Scientists from the U.S. Army Research Institute of Infectious Diseases, the Centers for Disease Control and Prevention, and four other universities in the United States and Canada worked on the report.
The monkeypox outbreak two summers ago was the first in the Western Hemisphere. An estimated 72 people throughout the Midwest were sickened by the virus, which causes blisters and a rash that resemble smallpox.
Cases were reported in Wisconsin, Illinois, Indiana, Kansas, Ohio and Missouri. Sixteen people were hospitalized, though not all were sick. Two children required intensive care and recovered.
Doctors thought better U.S. medical care and generally better health than in Africa were the reasons no one died.
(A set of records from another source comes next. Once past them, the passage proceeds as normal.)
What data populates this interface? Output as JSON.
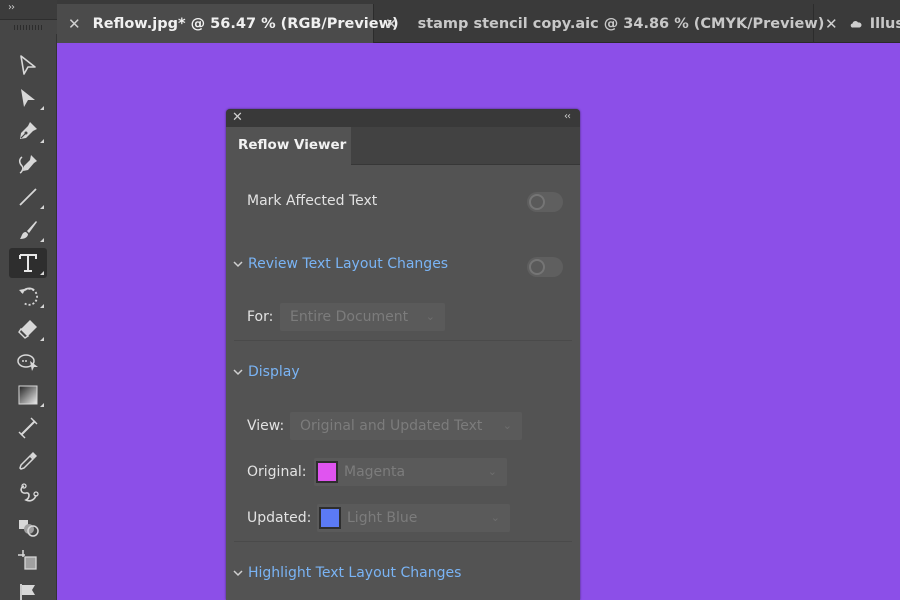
{
  "toolbar": {
    "collapse_icon": "double-chevron-right",
    "tools": [
      {
        "name": "selection-tool",
        "icon": "arrow-outline",
        "has_submenu": false,
        "active": false
      },
      {
        "name": "direct-selection-tool",
        "icon": "arrow-filled",
        "has_submenu": true,
        "active": false
      },
      {
        "name": "pen-tool",
        "icon": "pen",
        "has_submenu": true,
        "active": false
      },
      {
        "name": "curvature-tool",
        "icon": "curvature-pen",
        "has_submenu": false,
        "active": false
      },
      {
        "name": "line-segment-tool",
        "icon": "line",
        "has_submenu": true,
        "active": false
      },
      {
        "name": "paintbrush-tool",
        "icon": "brush",
        "has_submenu": true,
        "active": false
      },
      {
        "name": "type-tool",
        "icon": "type-T",
        "has_submenu": true,
        "active": true
      },
      {
        "name": "rotate-tool",
        "icon": "rotate",
        "has_submenu": true,
        "active": false
      },
      {
        "name": "eraser-tool",
        "icon": "eraser",
        "has_submenu": true,
        "active": false
      },
      {
        "name": "puppet-warp-tool",
        "icon": "warp-select",
        "has_submenu": false,
        "active": false
      },
      {
        "name": "gradient-tool",
        "icon": "gradient",
        "has_submenu": true,
        "active": false
      },
      {
        "name": "measure-tool",
        "icon": "measure",
        "has_submenu": false,
        "active": false
      },
      {
        "name": "eyedropper-tool",
        "icon": "eyedropper",
        "has_submenu": false,
        "active": false
      },
      {
        "name": "blend-tool",
        "icon": "blend",
        "has_submenu": false,
        "active": false
      },
      {
        "name": "shape-builder-tool",
        "icon": "shape-builder",
        "has_submenu": false,
        "active": false
      },
      {
        "name": "artboard-tool",
        "icon": "artboard",
        "has_submenu": false,
        "active": false
      },
      {
        "name": "slice-tool",
        "icon": "slice",
        "has_submenu": false,
        "active": false
      }
    ]
  },
  "tabs": [
    {
      "label": "Reflow.jpg* @ 56.47 % (RGB/Preview)",
      "active": true,
      "cloud": false
    },
    {
      "label": "stamp stencil copy.aic @ 34.86 % (CMYK/Preview)",
      "active": false,
      "cloud": true
    },
    {
      "label": "Illus",
      "active": false,
      "cloud": true
    }
  ],
  "canvas": {
    "background_color": "#8c4fe8"
  },
  "panel": {
    "close_icon": "close-x",
    "collapse_icon": "double-chevron-left",
    "tab_label": "Reflow Viewer",
    "mark_affected_text": {
      "label": "Mark Affected Text",
      "enabled": false
    },
    "review_section": {
      "title": "Review Text Layout Changes",
      "enabled": false,
      "for_label": "For:",
      "for_value": "Entire Document"
    },
    "display_section": {
      "title": "Display",
      "view_label": "View:",
      "view_value": "Original and Updated Text",
      "original_label": "Original:",
      "original_value": "Magenta",
      "original_color": "#e054f0",
      "updated_label": "Updated:",
      "updated_value": "Light Blue",
      "updated_color": "#5b7af5"
    },
    "highlight_section": {
      "title": "Highlight Text Layout Changes"
    }
  }
}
But genetic analysis suggests the germ itself made the difference.
Researchers compared several strains similar to the West African one in the U.S. outbreak to a Congolese strain from a gene bank.
They also looked back at previously unpublished experiments Army researchers had done in the 1990s on such viruses in monkeys as part of an effort to find ways to test new smallpox vaccines.
Monkeys infected with the West African strain got only mildly ill and none died. Five out of six of those given the other strain got severely ill and all three that got the higher dose of it died.
After the 2003 outbreak, federal officials banned the importation of African rodents and the sale of U.S. prairie dogs, but importing animals from other countries is still legal, along with breeding captive exotic and wild animals.
``We definitely are better off than we were'' before the outbreak in terms of regulation, said
Dr. Marty Cetron, the CDC's director of quarantine, but he added, ``there's still more that could be done.''
``We do think there is a risk of emerging infections being spread by or amplified by the exotic pet trade,'' he said.